What is it about the area that allowed it to create such an advantage in high-tech industries?
It’s always had a very high component of skilled labor. It always had tons of capital—it really was the number-two financial center in the country since World War II. And that had always supported new industries. There’s a certain social culture of openness and opportunity. It really goes back to the Gold Rush. This is something that runs very deep in the Bay Area, and California as a whole.
The Bay Area is a major tech economy, but not a one-industry economy, the way steel was to Pittsburgh or autos were to Detroit. Talk more about that breadth.
It’s much more on the New York model or even the Chicago model than some of these more one-horse places.

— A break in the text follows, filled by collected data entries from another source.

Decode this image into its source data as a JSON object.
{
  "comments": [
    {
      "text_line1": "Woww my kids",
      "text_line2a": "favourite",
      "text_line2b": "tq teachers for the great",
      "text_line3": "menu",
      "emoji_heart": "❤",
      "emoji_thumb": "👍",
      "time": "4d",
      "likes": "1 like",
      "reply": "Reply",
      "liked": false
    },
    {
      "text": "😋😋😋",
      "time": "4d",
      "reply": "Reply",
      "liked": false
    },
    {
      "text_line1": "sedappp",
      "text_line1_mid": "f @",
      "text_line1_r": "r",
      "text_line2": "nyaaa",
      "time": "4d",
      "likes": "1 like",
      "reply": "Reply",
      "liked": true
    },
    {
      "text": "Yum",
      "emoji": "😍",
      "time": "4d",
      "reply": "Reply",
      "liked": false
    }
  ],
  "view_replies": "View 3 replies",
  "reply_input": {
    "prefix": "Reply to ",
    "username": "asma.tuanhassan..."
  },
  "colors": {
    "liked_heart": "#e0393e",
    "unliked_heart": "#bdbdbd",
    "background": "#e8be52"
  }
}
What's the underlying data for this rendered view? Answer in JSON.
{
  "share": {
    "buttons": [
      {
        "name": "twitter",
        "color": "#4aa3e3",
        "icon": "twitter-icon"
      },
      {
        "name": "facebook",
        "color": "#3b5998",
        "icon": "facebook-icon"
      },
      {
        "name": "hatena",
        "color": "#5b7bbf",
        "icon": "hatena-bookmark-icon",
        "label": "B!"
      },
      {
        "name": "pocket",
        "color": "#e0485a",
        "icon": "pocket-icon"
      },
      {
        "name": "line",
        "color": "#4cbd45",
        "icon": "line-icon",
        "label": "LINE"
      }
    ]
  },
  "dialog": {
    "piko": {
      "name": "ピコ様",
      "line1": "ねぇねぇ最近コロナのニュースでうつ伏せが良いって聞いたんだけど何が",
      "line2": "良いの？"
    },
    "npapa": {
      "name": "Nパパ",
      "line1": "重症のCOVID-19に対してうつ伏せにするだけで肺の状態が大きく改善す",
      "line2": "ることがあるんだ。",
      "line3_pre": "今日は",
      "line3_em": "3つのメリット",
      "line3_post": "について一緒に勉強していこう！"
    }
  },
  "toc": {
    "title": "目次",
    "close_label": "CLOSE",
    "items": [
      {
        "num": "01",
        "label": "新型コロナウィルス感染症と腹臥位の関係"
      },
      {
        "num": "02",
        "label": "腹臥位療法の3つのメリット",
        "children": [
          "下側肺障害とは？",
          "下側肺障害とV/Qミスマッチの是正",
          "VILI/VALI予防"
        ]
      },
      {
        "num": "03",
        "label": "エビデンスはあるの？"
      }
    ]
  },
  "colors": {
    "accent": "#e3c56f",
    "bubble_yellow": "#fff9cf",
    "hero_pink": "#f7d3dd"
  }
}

It is “Tech Town,” the most dominated by the tech industry of any place in the world. But at the same time, it has this long history of manufacturing, especially related to agriculture, as well as mining and canning and food production.
Because of higher education and research, it developed biotech ahead of everybody. This is where the beginnings of gene splicing [were] done. So we have this huge medical-tech and health-service complex; [a] higher-education complex. And then a surprising amount of logistics, because of the Port of Oakland. San Francisco was the biggest port on the West Coast up until World War II. And then Oakland took over as one of the major container ports for many years, with all the associated warehousing and transport. That’s still pretty big.
And the tech industry is itself different because it is so fertile in terms of the potential uses of electronics and chips—that we could go from chip-making to the internet is a huge leap. And then you could leap into the software of the internet and social media and all the rest.
One of the things you also write about is how big and fractured the Bay Area is: 125 municipalities sprawling out in every direction—with its own Inland Empire. Give us a picture of what this region really looks like.
New York absorbed its challenger in Brooklyn in a way that San Francisco never was able to do with Oakland; and then Silicon Valley pops up, and so you have a third head. The book Edge Citiesused the outer East Bay as one of the prime cases of the Edge City along the 680 corridor, with the decentralization of offices that was going on there starting in the 1980s. And now we have suburbs going all the way into Central Valley. We’re merging with Stockton and even Sacramento.